Darling, Michael wrote:
> Am I right in thinking that, if you are using a separate thread to
> perform a process it should not call any code in the main thread?

It cannot call code in another thread. Function calls are always within 
the same thread. (That's part of what distinguishes one thread from 
another -- what context functions run in.)

A thread can send a message to a window that belongs to another thread. 
In that case, the sending thread will wait for the receiving thread to 
handle the message and return a result.

> I have a situation where a process is consuming a lot of time so have
> moved it into its own thread, however the problem is that the process
> requires a lot of the variables held on a datamodule attached to the
> main form. Some are plain variables others are calculated properties but
> all are static in that they are determined when the application starts
> and then do not change.
> 
> The question I have is, if I refer to the variables on the main form am
> I then tying the thread back into the main thread, thus removing any
> potential gain? I have only really played with threading in the past so
> don't have an instinctive feel for it yet. Also would the answer be
> different if just accessing say integers as opposed to calculated
> properties?

Variables are just memory locations. They don't belong to any threads.
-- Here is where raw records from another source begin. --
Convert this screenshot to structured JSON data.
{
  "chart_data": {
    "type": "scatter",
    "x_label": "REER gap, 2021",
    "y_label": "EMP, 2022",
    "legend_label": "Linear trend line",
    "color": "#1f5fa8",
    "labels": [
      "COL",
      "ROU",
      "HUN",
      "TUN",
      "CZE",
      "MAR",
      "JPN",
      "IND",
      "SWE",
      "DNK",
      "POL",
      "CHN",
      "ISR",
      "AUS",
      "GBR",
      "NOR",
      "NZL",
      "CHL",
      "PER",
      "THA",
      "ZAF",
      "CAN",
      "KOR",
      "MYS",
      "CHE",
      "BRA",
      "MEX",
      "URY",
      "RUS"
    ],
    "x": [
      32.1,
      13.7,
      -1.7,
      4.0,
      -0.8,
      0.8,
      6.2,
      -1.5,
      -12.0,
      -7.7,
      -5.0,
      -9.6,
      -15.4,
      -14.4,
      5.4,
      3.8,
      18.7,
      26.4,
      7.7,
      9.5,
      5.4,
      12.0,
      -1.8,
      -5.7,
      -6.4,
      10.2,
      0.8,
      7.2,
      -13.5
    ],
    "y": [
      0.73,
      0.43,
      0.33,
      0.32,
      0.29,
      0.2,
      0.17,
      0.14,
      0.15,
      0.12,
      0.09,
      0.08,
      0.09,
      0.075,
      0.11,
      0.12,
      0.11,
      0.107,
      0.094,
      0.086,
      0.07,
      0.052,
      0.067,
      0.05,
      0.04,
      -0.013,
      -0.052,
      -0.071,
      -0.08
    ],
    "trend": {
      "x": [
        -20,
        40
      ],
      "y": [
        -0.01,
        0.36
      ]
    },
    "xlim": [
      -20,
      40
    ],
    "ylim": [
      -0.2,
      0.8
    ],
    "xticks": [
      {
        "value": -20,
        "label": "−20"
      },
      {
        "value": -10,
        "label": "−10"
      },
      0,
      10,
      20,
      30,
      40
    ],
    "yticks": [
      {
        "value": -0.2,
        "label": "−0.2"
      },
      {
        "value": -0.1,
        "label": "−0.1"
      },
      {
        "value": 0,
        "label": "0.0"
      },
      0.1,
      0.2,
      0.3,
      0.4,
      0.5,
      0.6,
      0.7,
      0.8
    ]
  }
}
Two threads reading from the same memory location simultaneously is 
safe. The unsafe thing is when you have one thread writing to a memory 
location and another thread reading or writing to that same location. 
Then you have a race condition and might end up with corrupted data. 
Protect against that situation with some form of synchronization. A 
critical section is a common technique.

Another technique is to simply make sure that you don't have any other 
threads active at the time you write to the variables you intend to 
share among multiple threads. That sounds like what you're doing. You're 
assigning values to all your data module's fields, and only after that 
do you initiate any other threads.

Functions are just memory, too. A function doesn't belong to a thread. 
Multiple threads can all call the same function at the same time without 
any inherent danger. The only danger comes if those functions try to 
access write to the same memory locations. But each invocation of the 
function gets its own local variables on its own stack. Each thread has 
its own private stack.

A calculated property is just a function.